Nous.Providers.SGLang (nous v0.13.3)

SGLang provider implementation.

SGLang (Structured Generation Language) is a framework for efficient LLM serving with an OpenAI-compatible API. By default it runs on http://localhost:30000/v1.

Configuration

No API key is required for local usage.

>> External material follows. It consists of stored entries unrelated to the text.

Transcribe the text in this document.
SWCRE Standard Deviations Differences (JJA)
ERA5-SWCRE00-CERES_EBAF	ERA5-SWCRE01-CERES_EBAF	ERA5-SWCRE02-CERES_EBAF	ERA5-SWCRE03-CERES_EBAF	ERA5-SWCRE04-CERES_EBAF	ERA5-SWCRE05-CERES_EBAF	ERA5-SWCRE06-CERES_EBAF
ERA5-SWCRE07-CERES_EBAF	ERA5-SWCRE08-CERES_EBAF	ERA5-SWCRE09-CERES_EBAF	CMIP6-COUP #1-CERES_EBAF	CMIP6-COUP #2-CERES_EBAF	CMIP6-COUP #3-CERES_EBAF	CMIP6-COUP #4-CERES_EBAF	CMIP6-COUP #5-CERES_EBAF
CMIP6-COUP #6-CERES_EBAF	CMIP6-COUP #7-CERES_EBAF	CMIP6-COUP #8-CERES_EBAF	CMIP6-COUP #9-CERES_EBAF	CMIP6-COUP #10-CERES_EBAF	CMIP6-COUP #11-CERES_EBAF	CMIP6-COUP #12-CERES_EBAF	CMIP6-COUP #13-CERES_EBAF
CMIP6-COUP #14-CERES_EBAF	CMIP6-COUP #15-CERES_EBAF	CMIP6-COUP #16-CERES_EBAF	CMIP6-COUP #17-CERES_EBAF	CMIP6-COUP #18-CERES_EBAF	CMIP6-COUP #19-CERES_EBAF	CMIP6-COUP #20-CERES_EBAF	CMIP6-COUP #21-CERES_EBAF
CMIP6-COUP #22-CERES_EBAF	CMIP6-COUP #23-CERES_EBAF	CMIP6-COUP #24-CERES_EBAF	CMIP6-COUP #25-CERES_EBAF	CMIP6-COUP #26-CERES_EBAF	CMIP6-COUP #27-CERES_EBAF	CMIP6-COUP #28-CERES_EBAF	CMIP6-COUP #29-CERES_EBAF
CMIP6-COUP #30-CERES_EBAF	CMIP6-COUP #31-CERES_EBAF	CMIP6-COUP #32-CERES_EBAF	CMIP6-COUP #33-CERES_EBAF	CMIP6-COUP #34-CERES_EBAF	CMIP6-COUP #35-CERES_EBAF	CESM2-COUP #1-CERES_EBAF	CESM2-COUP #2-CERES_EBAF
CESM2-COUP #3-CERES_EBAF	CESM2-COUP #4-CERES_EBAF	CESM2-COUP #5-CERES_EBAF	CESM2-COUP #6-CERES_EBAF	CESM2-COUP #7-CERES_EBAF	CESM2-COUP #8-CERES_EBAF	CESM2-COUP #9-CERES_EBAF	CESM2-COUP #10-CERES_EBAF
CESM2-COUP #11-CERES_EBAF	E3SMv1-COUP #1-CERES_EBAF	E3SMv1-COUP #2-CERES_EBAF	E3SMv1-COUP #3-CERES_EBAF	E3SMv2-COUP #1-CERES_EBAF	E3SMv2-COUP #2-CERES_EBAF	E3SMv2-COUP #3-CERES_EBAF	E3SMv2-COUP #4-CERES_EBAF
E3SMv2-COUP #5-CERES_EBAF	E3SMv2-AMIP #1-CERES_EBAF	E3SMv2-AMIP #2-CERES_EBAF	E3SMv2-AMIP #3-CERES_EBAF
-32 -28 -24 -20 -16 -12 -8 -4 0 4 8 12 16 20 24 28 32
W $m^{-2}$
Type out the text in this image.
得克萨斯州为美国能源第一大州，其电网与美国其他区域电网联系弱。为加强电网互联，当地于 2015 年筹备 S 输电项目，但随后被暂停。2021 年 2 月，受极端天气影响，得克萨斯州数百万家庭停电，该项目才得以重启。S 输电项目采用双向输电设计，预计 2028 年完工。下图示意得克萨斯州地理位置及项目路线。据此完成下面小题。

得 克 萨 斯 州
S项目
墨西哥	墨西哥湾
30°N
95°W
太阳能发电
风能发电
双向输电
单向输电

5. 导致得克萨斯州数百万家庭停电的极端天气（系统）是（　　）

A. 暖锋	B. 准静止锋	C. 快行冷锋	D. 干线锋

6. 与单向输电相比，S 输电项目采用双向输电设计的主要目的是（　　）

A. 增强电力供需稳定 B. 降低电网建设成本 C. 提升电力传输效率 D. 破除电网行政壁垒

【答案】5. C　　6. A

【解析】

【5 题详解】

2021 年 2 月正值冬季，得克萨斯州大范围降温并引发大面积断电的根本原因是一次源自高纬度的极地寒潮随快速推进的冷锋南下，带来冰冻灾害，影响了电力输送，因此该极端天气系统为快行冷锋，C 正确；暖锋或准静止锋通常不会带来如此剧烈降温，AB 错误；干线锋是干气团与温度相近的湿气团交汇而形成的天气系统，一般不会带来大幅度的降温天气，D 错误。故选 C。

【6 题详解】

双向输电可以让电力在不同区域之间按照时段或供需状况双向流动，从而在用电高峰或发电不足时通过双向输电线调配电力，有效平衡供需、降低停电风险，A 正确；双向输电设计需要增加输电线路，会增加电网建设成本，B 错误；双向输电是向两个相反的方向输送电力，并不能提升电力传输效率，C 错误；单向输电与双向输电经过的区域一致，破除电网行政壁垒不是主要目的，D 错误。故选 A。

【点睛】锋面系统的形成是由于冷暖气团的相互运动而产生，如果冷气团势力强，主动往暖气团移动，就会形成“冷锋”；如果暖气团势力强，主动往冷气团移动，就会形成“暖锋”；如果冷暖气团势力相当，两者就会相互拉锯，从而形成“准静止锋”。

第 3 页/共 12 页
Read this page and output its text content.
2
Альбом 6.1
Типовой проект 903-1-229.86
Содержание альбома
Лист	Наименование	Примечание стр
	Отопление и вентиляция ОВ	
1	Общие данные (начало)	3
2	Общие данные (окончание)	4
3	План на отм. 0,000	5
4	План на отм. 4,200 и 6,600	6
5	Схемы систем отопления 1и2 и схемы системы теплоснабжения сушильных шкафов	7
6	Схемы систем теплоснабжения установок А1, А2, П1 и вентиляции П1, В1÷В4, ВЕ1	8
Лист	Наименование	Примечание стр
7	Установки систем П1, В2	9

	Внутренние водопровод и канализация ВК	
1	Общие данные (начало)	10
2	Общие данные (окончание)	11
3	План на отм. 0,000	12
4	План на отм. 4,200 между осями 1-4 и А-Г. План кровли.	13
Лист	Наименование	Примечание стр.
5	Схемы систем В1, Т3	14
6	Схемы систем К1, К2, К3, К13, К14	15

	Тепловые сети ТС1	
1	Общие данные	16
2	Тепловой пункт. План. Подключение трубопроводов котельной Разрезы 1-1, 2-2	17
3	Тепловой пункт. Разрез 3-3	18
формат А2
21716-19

Configure the base URL if needed:

config :nous, :sglang,
  base_url: "http://localhost:30000/v1"

Or use environment variable:

export SGLANG_BASE_URL="http://localhost:30000/v1"

Usage

# Via Model.parse
model = Nous.Model.parse("sglang:meta-llama/Llama-3-8B-Instruct")

# Direct provider usage
{:ok, response} = Nous.Providers.SGLang.chat(%{
  "model" => "meta-llama/Llama-3-8B-Instruct",
  "messages" => [%{"role" => "user", "content" => "Hello"}]
})

Features

SGLang supports:

OpenAI-compatible chat completions
Streaming responses
RadixAttention for KV cache reuse
Constrained decoding (JSON, regex)
Speculative decoding
Multi-modal inputs

SGLang-Specific Parameters

Additional parameters supported (pass in params map):

regex - Constrain output to match a regex pattern
json_schema - Constrain output to match a JSON schema

Summary

Functions

api_key(opts \\ [])

Get the API key from options, environment, or application config.

base_url(opts \\ [])

Get the base URL from options, application config, or default.

count_tokens(messages)

Count tokens in messages (rough estimate).

request(model, messages, settings)

High-level request with message conversion, telemetry, and error wrapping.

request_stream(model, messages, settings)

High-level streaming request with message conversion and telemetry.